Results: As expected, the results of the study show that very few parents who adopted a child from the U.S. foster care system actually accessed specific post-adoptive services (between 6% and 34% for 14 categories of services assessed in the study). Moreover, in most cases half or more of adoptive parents who reported needing a specific post-adoptive service indicated they were not able to access such a service at any time; including case management services (51%), respite care (75%), and trauma-informed therapeutic services (62%). OLS regression models of adoption outcomes show varying relationships between access to post-adoptive services and positive and negative outcomes. In modeling adoption dissolution with post-adoptive services accessed – net of service need – we are able to predict 28% of the variance in adoption dissolution, R2=.28, F(28, 376)=5.15, p<.001, by knowing whether or not the family received parent training services, B=-.12, p<.05, and educational advocacy services, B=-.12, p<.05, (both services preventing dissolution), as well as whether or not the family received substance abuse services, B=.23, p<.01, and crisis intervention services, B=.23, p<.001, (both services uniquely associated with higher rates of dissolution).
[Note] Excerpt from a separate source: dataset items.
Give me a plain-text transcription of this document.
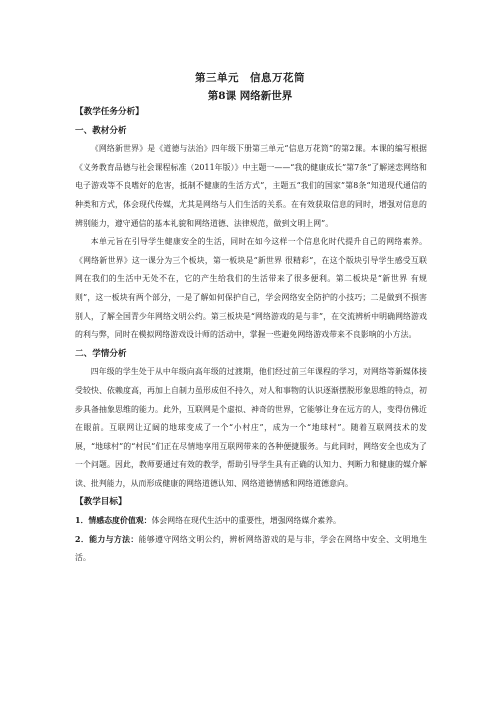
第三单元　信息万花筒
第8课 网络新世界
【教学任务分析】
一、教材分析
《网络新世界》是《道德与法治》四年级下册第三单元“信息万花筒”的第2课。本课的编写根据《义务教育品德与社会课程标准（2011年版）》中主题一——“我的健康成长”第7条“了解迷恋网络和电子游戏等不良嗜好的危害，抵制不健康的生活方式”，主题五“我们的国家”第8条“知道现代通信的种类和方式，体会现代传媒，尤其是网络与人们生活的关系。在有效获取信息的同时，增强对信息的辨别能力，遵守通信的基本礼貌和网络道德、法律规范，做到文明上网”。
本单元旨在引导学生健康安全的生活，同时在如今这样一个信息化时代提升自己的网络素养。《网络新世界》这一课分为三个板块，第一板块是“新世界 很精彩”，在这个版块引导学生感受互联网在我们的生活中无处不在，它的产生给我们的生活带来了很多便利。第二板块是“新世界 有规则”，这一板块有两个部分，一是了解如何保护自己，学会网络安全防护的小技巧；二是做到不损害别人，了解全国青少年网络文明公约。第三板块是“网络游戏的是与非”，在交流辨析中明确网络游戏的利与弊，同时在模拟网络游戏设计师的活动中，掌握一些避免网络游戏带来不良影响的小方法。
二、学情分析
四年级的学生处于从中年级向高年级的过渡期，他们经过前三年课程的学习，对网络等新媒体接受较快、依赖度高，再加上自制力虽形成但不持久，对人和事物的认识逐渐摆脱形象思维的特点，初步具备抽象思维的能力。此外，互联网是个虚拟、神奇的世界，它能够让身在远方的人，变得仿佛近在眼前。互联网让辽阔的地球变成了一个“小村庄”，成为一个“地球村”。随着互联网技术的发展，“地球村”的“村民”们正在尽情地享用互联网带来的各种便捷服务。与此同时，网络安全也成为了一个问题。因此，教师要通过有效的教学，帮助引导学生具有正确的认知力、判断力和健康的媒介解读、批判能力，从而形成健康的网络道德认知、网络道德情感和网络道德意向。
【教学目标】
1．情感态度价值观：体会网络在现代生活中的重要性，增强网络媒介素养。
2．能力与方法：能够遵守网络文明公约，辨析网络游戏的是与非，学会在网络中安全、文明地生活。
Implications: This study provides critical information that fills significant voids in the social work and child welfare academic literatures by highlighting the complexity of the relationship between the need for, and access to post-adoptive services as they relate to adoptive family outcomes. Findings underscore the need for child welfare professionals to identify barriers to service use among adoptive families and to systematically evaluate the effectiveness of existing post-adoption services in relation to adoption outcomes.